Papst Franziskus bestürzt über Flutkatastrophe in Deutschland

Papst Franziskus bekreuzigt sich zum Gebet bei der Generalaudienz am 18.April 2018
Foto: Daniel Ibanez / CNA Deutsch

Papst Franziskus hat sich zu den katastrophalen Überschwemmungen in Deutschland in einem Telegramm an den Bundespräsidenten geäußert. 

"Mit großer Betroffenheit hat Papst Franziskus von den schweren Unwettern und Überschwemmungen in Nordrhein-Westfalen und Rheinland-Pfalz Kenntnis erhalten", so Kardinalstaatssekretär Pietro Parolin in einem Telegramm an Frank-Walter Steinmeier.
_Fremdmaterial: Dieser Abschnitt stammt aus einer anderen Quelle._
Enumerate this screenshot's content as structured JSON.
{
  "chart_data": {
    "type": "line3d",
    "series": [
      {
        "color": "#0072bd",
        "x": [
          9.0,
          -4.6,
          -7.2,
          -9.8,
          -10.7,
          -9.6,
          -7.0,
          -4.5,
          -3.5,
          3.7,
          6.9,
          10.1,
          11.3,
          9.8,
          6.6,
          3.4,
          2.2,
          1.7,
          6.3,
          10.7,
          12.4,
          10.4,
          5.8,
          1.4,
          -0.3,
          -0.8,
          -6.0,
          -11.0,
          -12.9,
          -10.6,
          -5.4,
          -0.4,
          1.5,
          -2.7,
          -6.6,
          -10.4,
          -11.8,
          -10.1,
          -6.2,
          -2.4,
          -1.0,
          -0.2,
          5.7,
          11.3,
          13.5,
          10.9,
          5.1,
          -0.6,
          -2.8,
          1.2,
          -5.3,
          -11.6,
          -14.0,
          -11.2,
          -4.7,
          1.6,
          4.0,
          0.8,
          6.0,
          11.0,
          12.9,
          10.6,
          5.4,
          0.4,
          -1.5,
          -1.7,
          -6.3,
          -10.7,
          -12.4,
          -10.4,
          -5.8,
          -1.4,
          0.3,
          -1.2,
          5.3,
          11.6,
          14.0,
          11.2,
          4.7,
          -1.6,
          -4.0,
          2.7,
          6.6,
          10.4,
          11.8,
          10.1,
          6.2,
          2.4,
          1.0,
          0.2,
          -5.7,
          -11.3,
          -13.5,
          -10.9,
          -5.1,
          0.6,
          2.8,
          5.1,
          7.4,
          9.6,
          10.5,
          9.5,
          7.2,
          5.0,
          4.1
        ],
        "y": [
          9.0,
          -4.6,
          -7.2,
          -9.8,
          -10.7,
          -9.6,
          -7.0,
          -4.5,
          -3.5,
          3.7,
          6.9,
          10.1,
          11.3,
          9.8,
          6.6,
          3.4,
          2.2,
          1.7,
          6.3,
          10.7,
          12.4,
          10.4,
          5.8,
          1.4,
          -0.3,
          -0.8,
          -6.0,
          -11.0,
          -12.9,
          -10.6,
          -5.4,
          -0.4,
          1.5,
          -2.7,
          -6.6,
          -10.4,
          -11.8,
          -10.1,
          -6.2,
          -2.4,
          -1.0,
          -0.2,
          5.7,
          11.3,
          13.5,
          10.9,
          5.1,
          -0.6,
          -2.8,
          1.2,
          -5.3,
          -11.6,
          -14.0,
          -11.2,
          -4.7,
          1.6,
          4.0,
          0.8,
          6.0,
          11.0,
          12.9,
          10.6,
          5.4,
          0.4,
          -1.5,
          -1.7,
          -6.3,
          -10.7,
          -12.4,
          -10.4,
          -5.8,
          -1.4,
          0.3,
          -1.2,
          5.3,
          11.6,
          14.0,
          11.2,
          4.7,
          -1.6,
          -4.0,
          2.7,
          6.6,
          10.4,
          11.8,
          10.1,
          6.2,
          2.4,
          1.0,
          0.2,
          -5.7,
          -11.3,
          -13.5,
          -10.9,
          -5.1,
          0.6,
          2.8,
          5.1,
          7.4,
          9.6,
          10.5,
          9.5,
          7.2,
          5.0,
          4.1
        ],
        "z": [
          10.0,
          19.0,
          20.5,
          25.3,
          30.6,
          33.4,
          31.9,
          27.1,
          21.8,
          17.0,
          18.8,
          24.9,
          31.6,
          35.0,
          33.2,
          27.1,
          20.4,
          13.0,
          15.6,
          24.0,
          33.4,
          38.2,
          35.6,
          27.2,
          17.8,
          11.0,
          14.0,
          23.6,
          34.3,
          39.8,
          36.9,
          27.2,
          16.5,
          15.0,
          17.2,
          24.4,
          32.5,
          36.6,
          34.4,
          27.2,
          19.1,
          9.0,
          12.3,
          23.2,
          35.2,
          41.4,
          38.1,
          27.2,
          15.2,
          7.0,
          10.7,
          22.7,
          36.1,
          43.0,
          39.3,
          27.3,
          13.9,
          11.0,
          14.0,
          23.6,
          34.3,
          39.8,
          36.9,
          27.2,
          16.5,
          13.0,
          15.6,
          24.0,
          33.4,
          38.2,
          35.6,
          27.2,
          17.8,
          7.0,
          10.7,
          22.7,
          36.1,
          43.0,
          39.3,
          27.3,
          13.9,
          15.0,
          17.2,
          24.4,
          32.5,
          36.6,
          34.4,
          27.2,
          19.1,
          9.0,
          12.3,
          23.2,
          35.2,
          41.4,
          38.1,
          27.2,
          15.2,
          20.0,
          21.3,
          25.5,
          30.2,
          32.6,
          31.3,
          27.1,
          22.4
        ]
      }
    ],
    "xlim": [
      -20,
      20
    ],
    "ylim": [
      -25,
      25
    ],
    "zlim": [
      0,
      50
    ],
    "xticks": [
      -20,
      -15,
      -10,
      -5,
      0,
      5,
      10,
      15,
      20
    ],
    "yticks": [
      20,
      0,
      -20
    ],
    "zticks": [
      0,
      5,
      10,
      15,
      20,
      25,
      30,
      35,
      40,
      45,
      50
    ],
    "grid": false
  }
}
Der Papst gedenke "der ums Leben gekommenen Menschen im Gebet und bekundet den Angehörigen seine tief empfundene Anteilnahme. Er betet besonders für die zahlreichen Vermissten, für die Verletzten und für alle, die zu Schaden gekommen sind oder durch die Naturgewalten ihre Lebensgrundlage verloren haben."

Ihnen sowie den Einsatzkräften und Helfern versichere Papst Franziskus seine geistliche Nähe und erbitte allen Gottes Schutz und Beistand, so das Telegramm weiter.

In Nordrhein-Westfalen und Rheinland-Pfalz laufen nach den schweren Unwettern weiter die Rettungs- und Bergungseinsätze, berichtete die "Tagesschau". Etwa 50 Todesopfer wurden nach Angaben der Behörden bislang geborgen. Zahlreiche Menschen gelten noch als vermisst. In beiden Bundesländern waren Rettungskräfte und Freiwillige im Einsatz, darunter der Bundeswehr und des Technischen Hilfswerks (THW).

Auch in Belgien kamen mindestens vier Menschen bei den Überschwemmungen ums Leben. Zahlreiche Menschen in betroffenen Gebieten in beiden Ländern wurden evakuiert.

Bundeskanzlerin Angela Merkel, die sich derzeit in den USA aufhält, zeigte sich erschüttert über die Überschwemmungen gezeigt. In einer Stellungnahme auf ihrem Auslandsbesuch dankte die Politikerin den Helfern und sprach den Betroffenen ihr Beileid aus. Der Bund werde tun, was nötig sei, um zu helfen.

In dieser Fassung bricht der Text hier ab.